Chesterfield County is a step closer to limiting the number of family members who can live under one roof.
The county's Planning Commission voted 3-2 yesterday to recommend setting more rigid occupancy standards for single-family homes.
The measure, prompted by complaints of overcrowding in certain neighborhoods, has been sent to the county Board of Supervisors, which could vote on it as early as next month.
Mike Burnette of Housing Opportunities Made Equal of Virginia blasted the ordinance, claiming it was "clearly designed to limit access to housing to Hispanics."
He warned that the measure, if adopted, could violate the state's fair-housing laws because its enforcement would be complaint-driven and likely target Hispanics.
Commission Chairman Russell J. Gulley took exception to Burnette's and others' comments.
"Always from the beginning, this was a safety issue, and it was always about protecting the integrity of what we define as a single-family residential neighborhood," he said. "It has nothing at all to do with immigration."
The limits would allow up to four adults under a single roof from 901 to 1,200 square feet and five related adults in a 1,201to 1,750-square-foot home; the limits would move upward in increments.
As many as 10 related adults (22 or older) could live in the same home, but it would have to be 4,501 to 5,000 square feet.
Though Richmond and the counties of Chesterfield, Hanover and Henrico do not limit occupancy based on square feet, Caroline County and the town of Herndon in Northern Virginia do.
One of the complaints that prompted the measure came from the 500-home Surreywood subdivision near Hull Street Road, where residents complained that a large group of Hispanic immigrants had purchased a home and moved in.
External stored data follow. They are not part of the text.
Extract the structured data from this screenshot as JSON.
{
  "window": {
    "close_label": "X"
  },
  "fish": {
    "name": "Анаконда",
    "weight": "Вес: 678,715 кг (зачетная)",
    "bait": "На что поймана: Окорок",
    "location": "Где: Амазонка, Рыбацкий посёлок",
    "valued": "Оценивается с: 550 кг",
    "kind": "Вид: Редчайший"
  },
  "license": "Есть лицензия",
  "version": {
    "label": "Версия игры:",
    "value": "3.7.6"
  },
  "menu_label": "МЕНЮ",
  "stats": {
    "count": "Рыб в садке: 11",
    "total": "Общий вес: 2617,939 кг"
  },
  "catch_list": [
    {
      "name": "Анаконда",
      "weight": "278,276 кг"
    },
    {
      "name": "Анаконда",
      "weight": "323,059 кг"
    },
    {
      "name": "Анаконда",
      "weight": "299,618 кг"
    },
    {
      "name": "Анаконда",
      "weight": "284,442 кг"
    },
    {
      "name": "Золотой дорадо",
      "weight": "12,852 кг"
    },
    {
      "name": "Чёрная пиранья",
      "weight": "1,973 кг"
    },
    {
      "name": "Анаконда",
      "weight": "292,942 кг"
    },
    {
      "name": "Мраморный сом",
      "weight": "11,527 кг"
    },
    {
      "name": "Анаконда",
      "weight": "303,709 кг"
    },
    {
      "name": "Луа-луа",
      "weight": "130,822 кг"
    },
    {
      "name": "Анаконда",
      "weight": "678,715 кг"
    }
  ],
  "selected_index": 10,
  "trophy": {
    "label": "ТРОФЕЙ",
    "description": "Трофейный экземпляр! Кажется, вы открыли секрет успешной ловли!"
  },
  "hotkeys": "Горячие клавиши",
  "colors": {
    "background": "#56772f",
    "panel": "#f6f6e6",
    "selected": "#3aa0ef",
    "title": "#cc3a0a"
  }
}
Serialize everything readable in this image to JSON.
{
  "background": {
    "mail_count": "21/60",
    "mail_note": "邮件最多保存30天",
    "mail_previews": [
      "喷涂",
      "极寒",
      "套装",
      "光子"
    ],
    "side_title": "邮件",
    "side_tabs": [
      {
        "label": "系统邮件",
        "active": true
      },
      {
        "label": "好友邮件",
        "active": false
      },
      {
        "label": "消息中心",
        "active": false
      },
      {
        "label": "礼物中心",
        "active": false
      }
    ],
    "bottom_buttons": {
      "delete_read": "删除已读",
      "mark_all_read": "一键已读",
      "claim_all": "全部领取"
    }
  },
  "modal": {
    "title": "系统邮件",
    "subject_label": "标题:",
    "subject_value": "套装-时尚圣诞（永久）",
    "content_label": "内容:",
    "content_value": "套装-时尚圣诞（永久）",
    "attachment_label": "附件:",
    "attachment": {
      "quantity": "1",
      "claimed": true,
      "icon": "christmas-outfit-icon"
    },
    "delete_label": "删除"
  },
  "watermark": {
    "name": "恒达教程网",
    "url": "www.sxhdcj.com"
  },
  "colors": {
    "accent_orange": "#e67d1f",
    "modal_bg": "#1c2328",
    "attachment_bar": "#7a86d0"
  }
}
The occupants later moved out, neighborhood residents said, but the neighbors wanted to keep the situation from occurring again.
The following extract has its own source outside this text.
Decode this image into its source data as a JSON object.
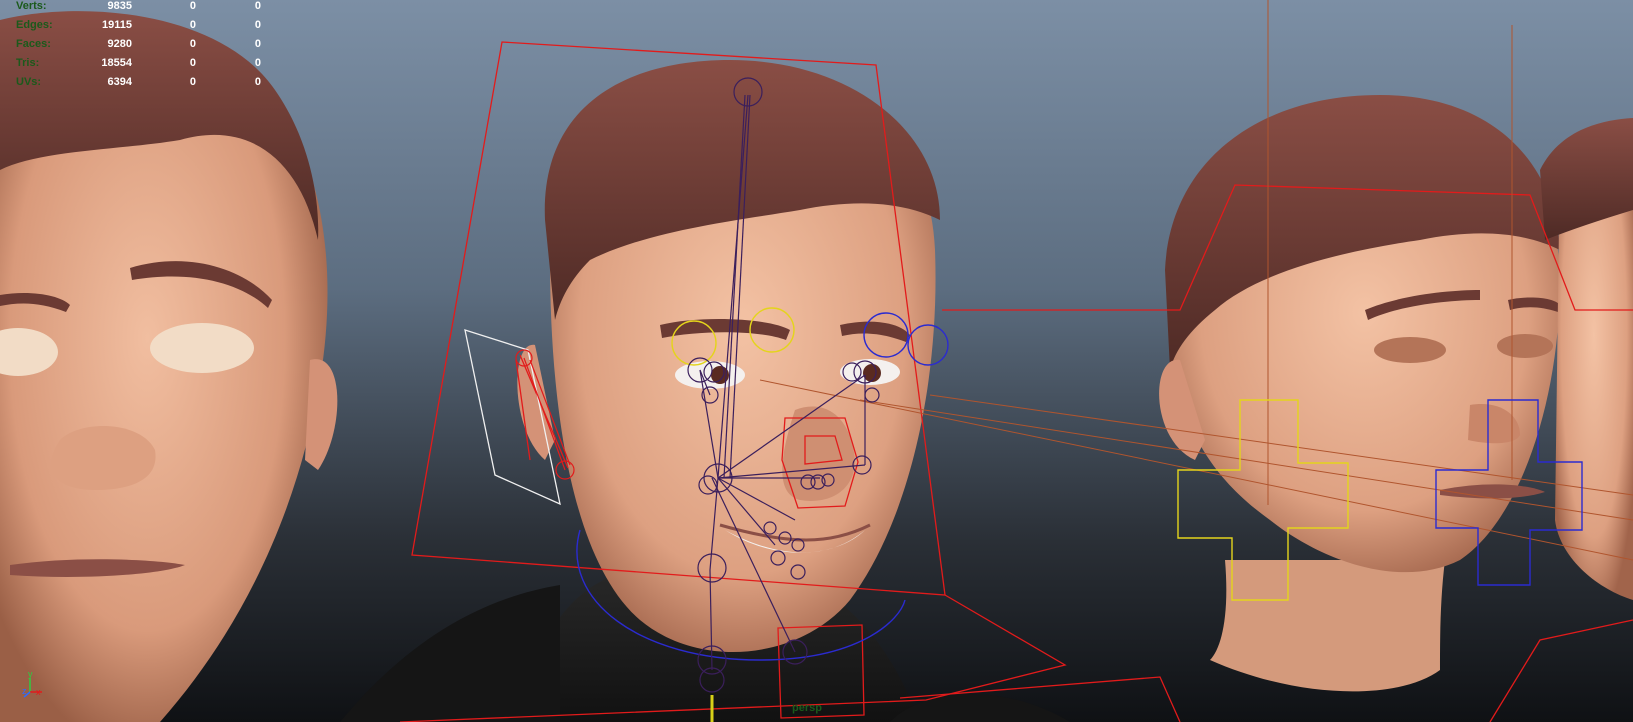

"I want to go on public record here to say that our issue is not about the origin of the people who are renting houses out to different kinds of people," said Jo Trout, president of the Surreywood Civic Association.
She said the concern was for safety, the number of vehicles on the road, trash in the streets and a general lack of interest in the neighborhood from those rooming in a house. "They're not vested in our community. They're just renting a room. They don't really care," she said.
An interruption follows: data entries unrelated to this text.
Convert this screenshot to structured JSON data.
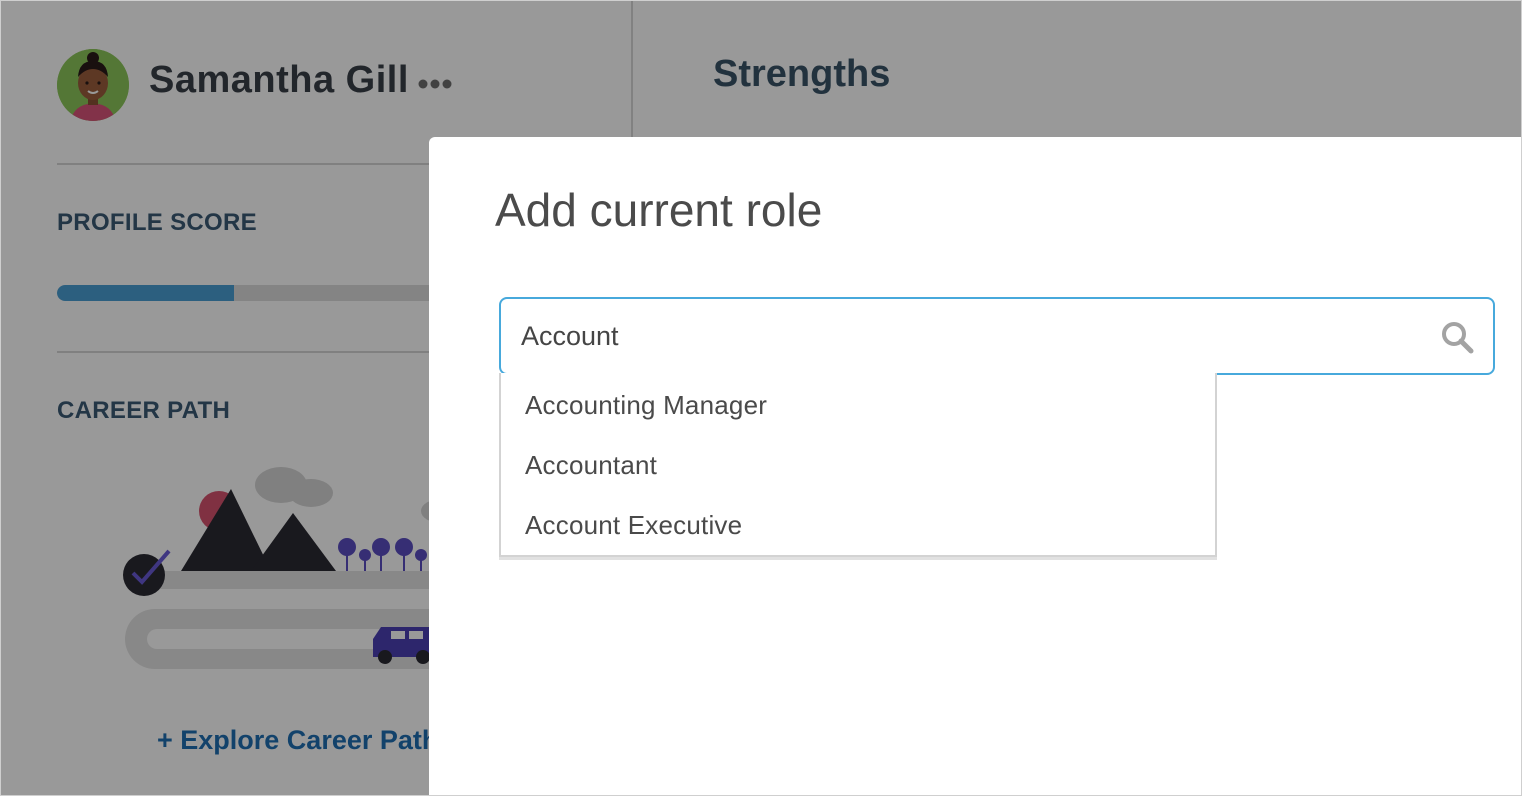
{
  "profile": {
    "name": "Samantha Gill",
    "profile_score_label": "PROFILE SCORE",
    "profile_score_fraction": 0.31,
    "career_path_label": "CAREER PATH",
    "explore_link": "+ Explore Career Path"
  },
  "main": {
    "strengths_title": "Strengths"
  },
  "modal": {
    "title": "Add current role",
    "search_value": "Account",
    "suggestions": [
      "Accounting Manager",
      "Accountant",
      "Account Executive"
    ]
  },
  "colors": {
    "accent_blue": "#47a9dc",
    "progress_fill": "#4a9fd4",
    "link_blue": "#1f6fb2",
    "overlay": "rgba(0,0,0,0.40)"
  },
  "icons": {
    "avatar": "user-avatar-icon",
    "more": "more-dots-icon",
    "search": "search-icon",
    "career": "career-path-illustration"
  }
}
She called the occupancy limits a step in the right direction but suggested that the commission needed to go further and look at the definition of single-family homes and consider a special permit for renting rooms.
In the end, Commissioners Sam R. Hassen and William P. Brown dissented, both expressing concern that the ordinance could not be enforced by the county's limited staff.
"I also am concerned about unintended consequences," Brown said.
In other matters, the commission unanimously voted to send on to the supervisors an ordinance to allow residential wind-energy systems -- windmills -- to provide electricity to homes.
The measure would allow free-standing wind turbines as tall as 50 feet on lots of 5 acres or more in residential districts and as tall as 150 feet in agricultural districts.